During the academic year, the Program in Mathematics Education sponsors a Mathematics Education Colloquium Series. This series consists of talks about research in mathematics education by both faculty members from MSU and scholars from other institutions in the United States and abroad.
The first speaker will be Dr. Ricardo Martinez from Penn State University, on October 11, 2023, in Room 252 Erickson Hall, from 3:30 - 5:00 pm. There will also be a Zoom option. Please go to https://prime.natsci.msu.edu/community/math-ed-colloquium.aspx where you find the Zoom login information on the flyer about Dr. Martinez's talk.
The Praxis of Ethnic Studies Mathematics as Ontological Playgrounds of Youth Liberation
Abstract: This talk will situate critical youth studies in mathematics education to unpack the ethos of Ethnic Studies Mathematics in relation to theory, research, and practice. The five ethos; 1. Identities, Narrative, and Agency; 2. Power & Oppression; 3. Community and Solidarity; 4. Resistance and Liberation; and 5. Intersectionality and Multiplicity, are part of an ecological model that embraces the tensions between math and collective-self. Critical Youth Studies which challenges traditional views of youth development, agency, and being, will be connected to ethnic studies mathematics through youth participatory action research. The talk presented will focus on a mathematical youth participatory action research (YPAR) EntreMundos program for high school-aged youth to give examples of the ethos of ethnic studies mathematics in motion.

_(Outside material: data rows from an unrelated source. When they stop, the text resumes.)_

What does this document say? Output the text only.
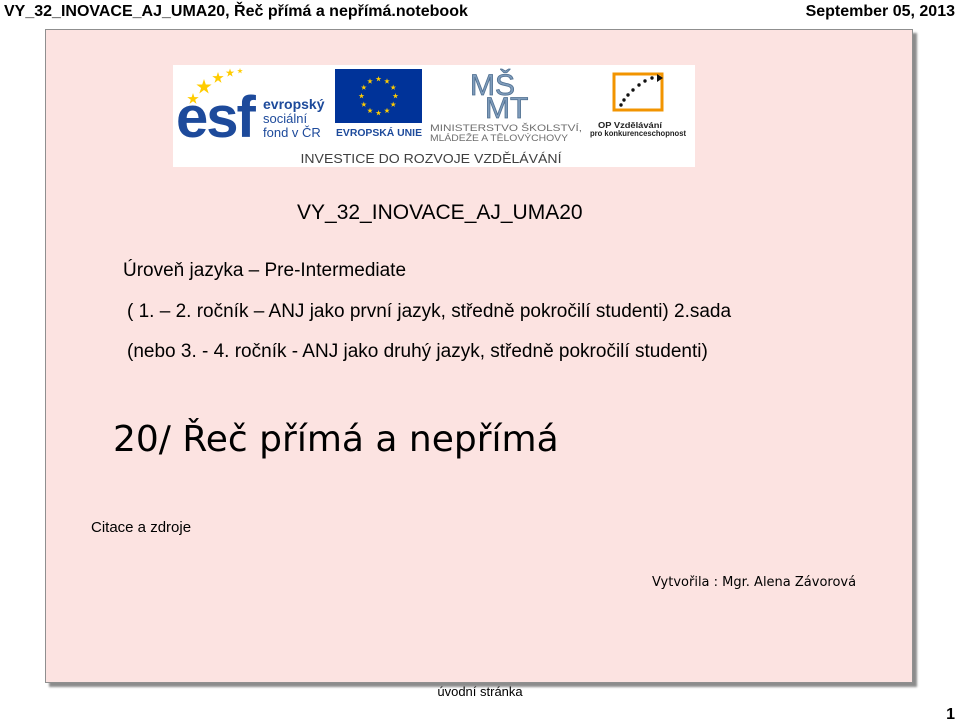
VY_32_INOVACE_AJ_UMA20, Řeč přímá a nepřímá.notebook	September 05, 2013
esf evropský
sociální
fond v ČR EVROPSKÁ UNIE
MŠ
MT
MINISTERSTVO ŠKOLSTVÍ,
MLÁDEŽE A TĚLOVÝCHOVY
OP Vzdělávání
pro konkurenceschopnost
INVESTICE DO ROZVOJE VZDĚLÁVÁNÍ
VY_32_INOVACE_AJ_UMA20
Úroveň jazyka – Pre-Intermediate
( 1. – 2. ročník – ANJ jako první jazyk, středně pokročilí studenti) 2.sada
(nebo 3. - 4. ročník - ANJ jako druhý jazyk, středně pokročilí studenti)
20/ Řeč přímá a nepřímá
Citace a zdroje
Vytvořila : Mgr. Alena Závorová
úvodní stránka
1
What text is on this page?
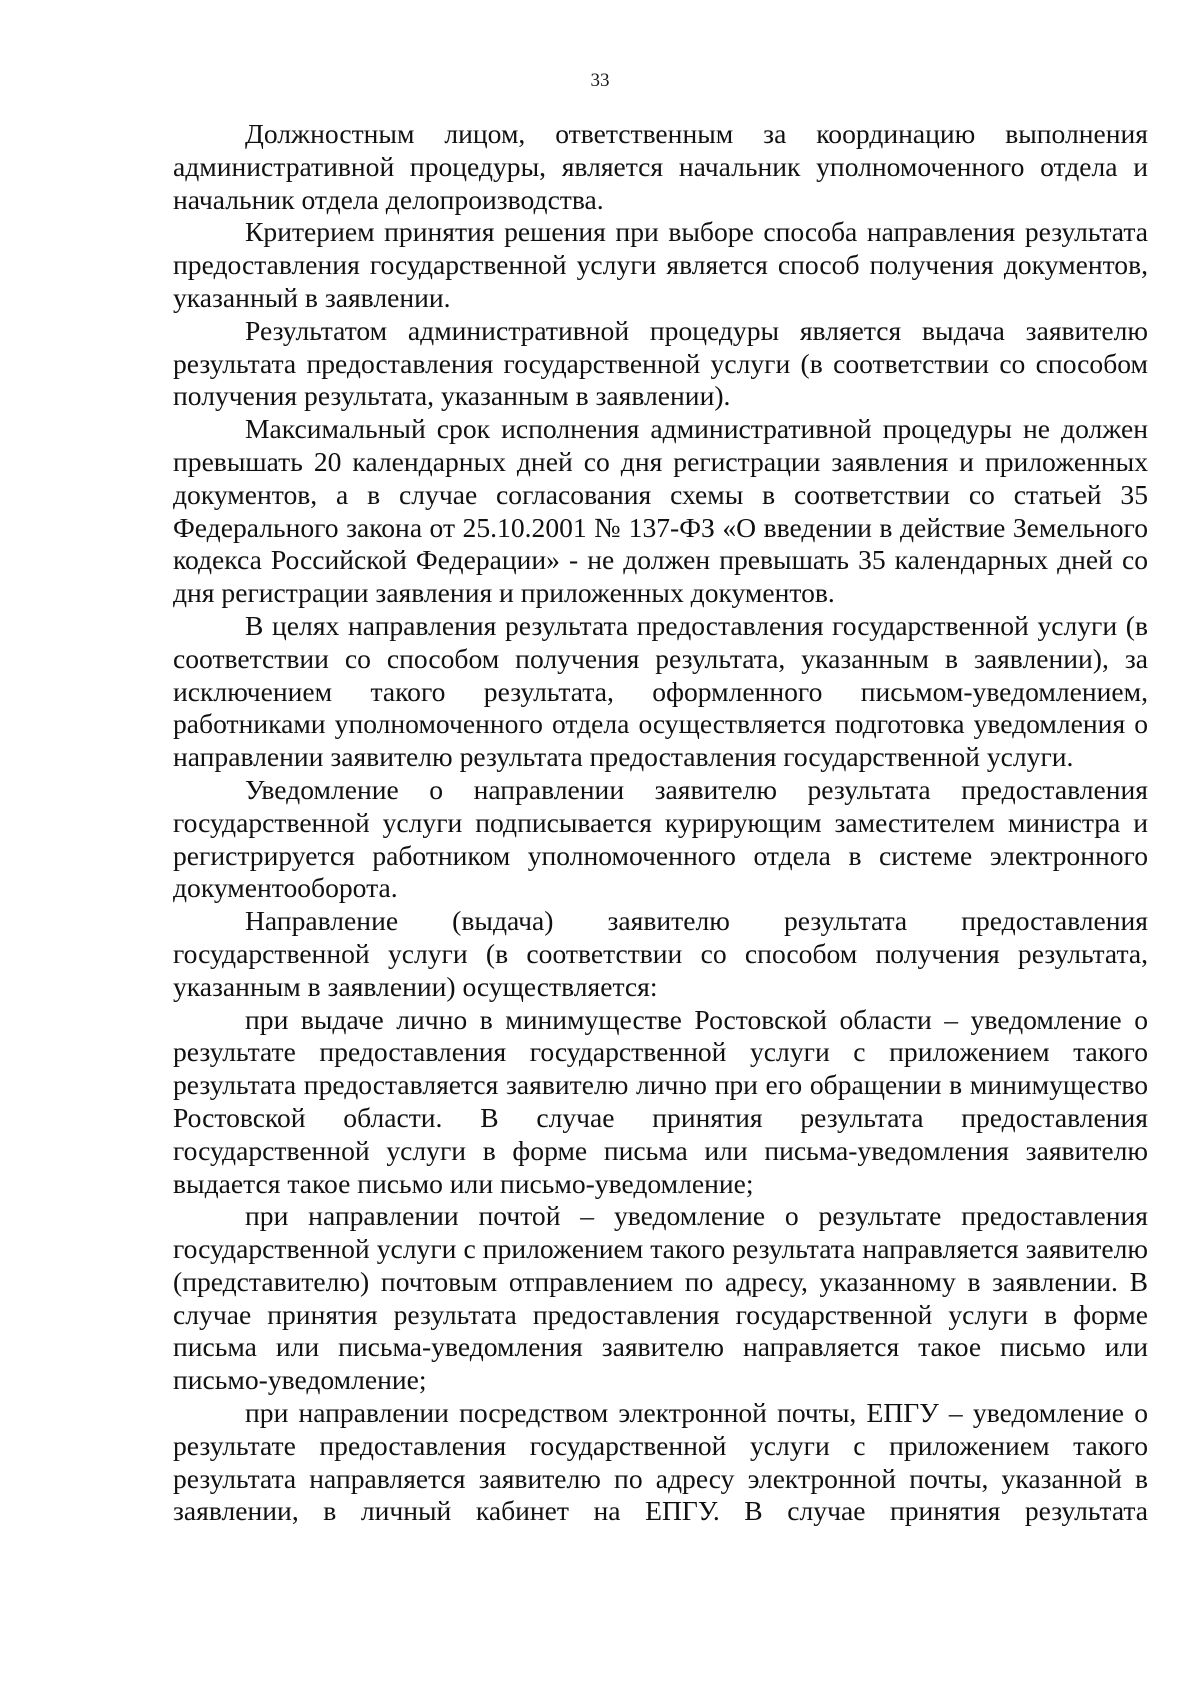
33

Должностным лицом, ответственным за координацию выполнения административной процедуры, является начальник уполномоченного отдела и начальник отдела делопроизводства.

Критерием принятия решения при выборе способа направления результата предоставления государственной услуги является способ получения документов, указанный в заявлении.

Результатом административной процедуры является выдача заявителю результата предоставления государственной услуги (в соответствии со способом получения результата, указанным в заявлении).

Максимальный срок исполнения административной процедуры не должен превышать 20 календарных дней со дня регистрации заявления и приложенных документов, а в случае согласования схемы в соответствии со статьей 35 Федерального закона от 25.10.2001 № 137-ФЗ «О введении в действие Земельного кодекса Российской Федерации» - не должен превышать 35 календарных дней со дня регистрации заявления и приложенных документов.

В целях направления результата предоставления государственной услуги (в соответствии со способом получения результата, указанным в заявлении), за исключением такого результата, оформленного письмом-уведомлением, работниками уполномоченного отдела осуществляется подготовка уведомления о направлении заявителю результата предоставления государственной услуги.

Уведомление о направлении заявителю результата предоставления государственной услуги подписывается курирующим заместителем министра и регистрируется работником уполномоченного отдела в системе электронного документооборота.

Направление (выдача) заявителю результата предоставления государственной услуги (в соответствии со способом получения результата, указанным в заявлении) осуществляется:

при выдаче лично в минимуществе Ростовской области – уведомление о результате предоставления государственной услуги с приложением такого результата предоставляется заявителю лично при его обращении в минимущество Ростовской области. В случае принятия результата предоставления государственной услуги в форме письма или письма-уведомления заявителю выдается такое письмо или письмо-уведомление;

при направлении почтой – уведомление о результате предоставления государственной услуги с приложением такого результата направляется заявителю (представителю) почтовым отправлением по адресу, указанному в заявлении. В случае принятия результата предоставления государственной услуги в форме письма или письма-уведомления заявителю направляется такое письмо или письмо-уведомление;

при направлении посредством электронной почты, ЕПГУ – уведомление о результате предоставления государственной услуги с приложением такого результата направляется заявителю по адресу электронной почты, указанной в заявлении, в личный кабинет на ЕПГУ. В случае принятия результата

The destination is a radical space of mathematical learning, a process, where young people can liberate themselves, their teachers, and mathematics education.
Bio: Ricardo Martinez is currently an Assistant Professor at Pennsylvania State University whose work is situated in Critical Youth Mathematics Education Studies. Before his current role, he was a high school Mathematics teacher in California and Iowa for a total of six years, he then earned his Doctorate at Iowa State University. His lifework seeks to create ontological playgrounds of mathematical youth liberation – these are spaces where youth can liberate themselves, their community, and mathematics itself. His current research agenda focuses on the use of mathematics and poetry as a means to center historically silenced voices in the teaching and learning of mathematics.